El desafío independentista en Cataluña ha perdido peso en la agenda europea en el año 2020. El personaje de Carles Puigdemont se difumina en la lejanía y las derrotas de Oriol Junqueras se acumulan ante la justicia comunitaria. Además, la pandemia de la Covid-19 ha evitado muchas de las performances que los eurodiputados secesionistas esperaban poner en marcha en el Parlamento Europeo.

A veces, como le ocurrió este martes al propio Puigdemont, toca hablar ante auditorios casi desérticos. El ex presidente de la Generalitat tomó la palabra en un debate sobre los 25 años del Proceso de Barcelona -sobre cooperación y desarrollo euromediterráneo- para denunciar la «represión del Estado» y que la Unión Europea mirase hacia otro lado ante el gobierno de España.

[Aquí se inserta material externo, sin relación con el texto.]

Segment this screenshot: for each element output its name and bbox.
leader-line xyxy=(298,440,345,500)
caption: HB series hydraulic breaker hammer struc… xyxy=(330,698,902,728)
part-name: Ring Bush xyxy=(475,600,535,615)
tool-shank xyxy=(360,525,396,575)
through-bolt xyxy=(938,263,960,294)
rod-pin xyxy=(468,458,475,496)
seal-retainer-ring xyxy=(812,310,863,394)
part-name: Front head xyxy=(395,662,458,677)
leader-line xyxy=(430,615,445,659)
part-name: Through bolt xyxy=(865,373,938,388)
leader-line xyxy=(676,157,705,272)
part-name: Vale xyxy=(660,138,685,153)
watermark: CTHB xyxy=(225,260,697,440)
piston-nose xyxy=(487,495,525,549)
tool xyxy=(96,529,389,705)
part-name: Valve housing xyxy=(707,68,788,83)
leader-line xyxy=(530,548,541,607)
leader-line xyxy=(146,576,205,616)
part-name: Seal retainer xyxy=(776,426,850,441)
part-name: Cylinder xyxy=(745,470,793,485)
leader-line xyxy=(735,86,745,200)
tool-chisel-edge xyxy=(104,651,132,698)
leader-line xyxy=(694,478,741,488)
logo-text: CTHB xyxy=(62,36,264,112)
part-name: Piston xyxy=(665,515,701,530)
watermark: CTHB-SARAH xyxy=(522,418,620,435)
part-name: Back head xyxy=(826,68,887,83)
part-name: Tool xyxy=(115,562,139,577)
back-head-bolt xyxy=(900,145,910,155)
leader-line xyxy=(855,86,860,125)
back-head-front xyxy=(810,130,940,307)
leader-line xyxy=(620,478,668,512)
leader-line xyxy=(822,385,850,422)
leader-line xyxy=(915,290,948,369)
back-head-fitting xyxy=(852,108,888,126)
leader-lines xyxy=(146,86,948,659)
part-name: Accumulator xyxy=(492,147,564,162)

Lo cierto es que la Unión Europea mira tanto hacia otro lado que a Puigdemont prácticamente no le escuchó nadie. En el Hemiciclo de la sede de Bruselas del Parlamento Europeo había apenas una docena de diputados en el momento de su intervención, ya avanzada la tarde, y ni rastro de la atención mediática que congregaban sus primeras apariciones en la institución.

El independentismo, que hizo lema y campaña de la frase ‘El mundo nos mira’, puede comprobar ahora como a Puigdemont le miran cada vez menos.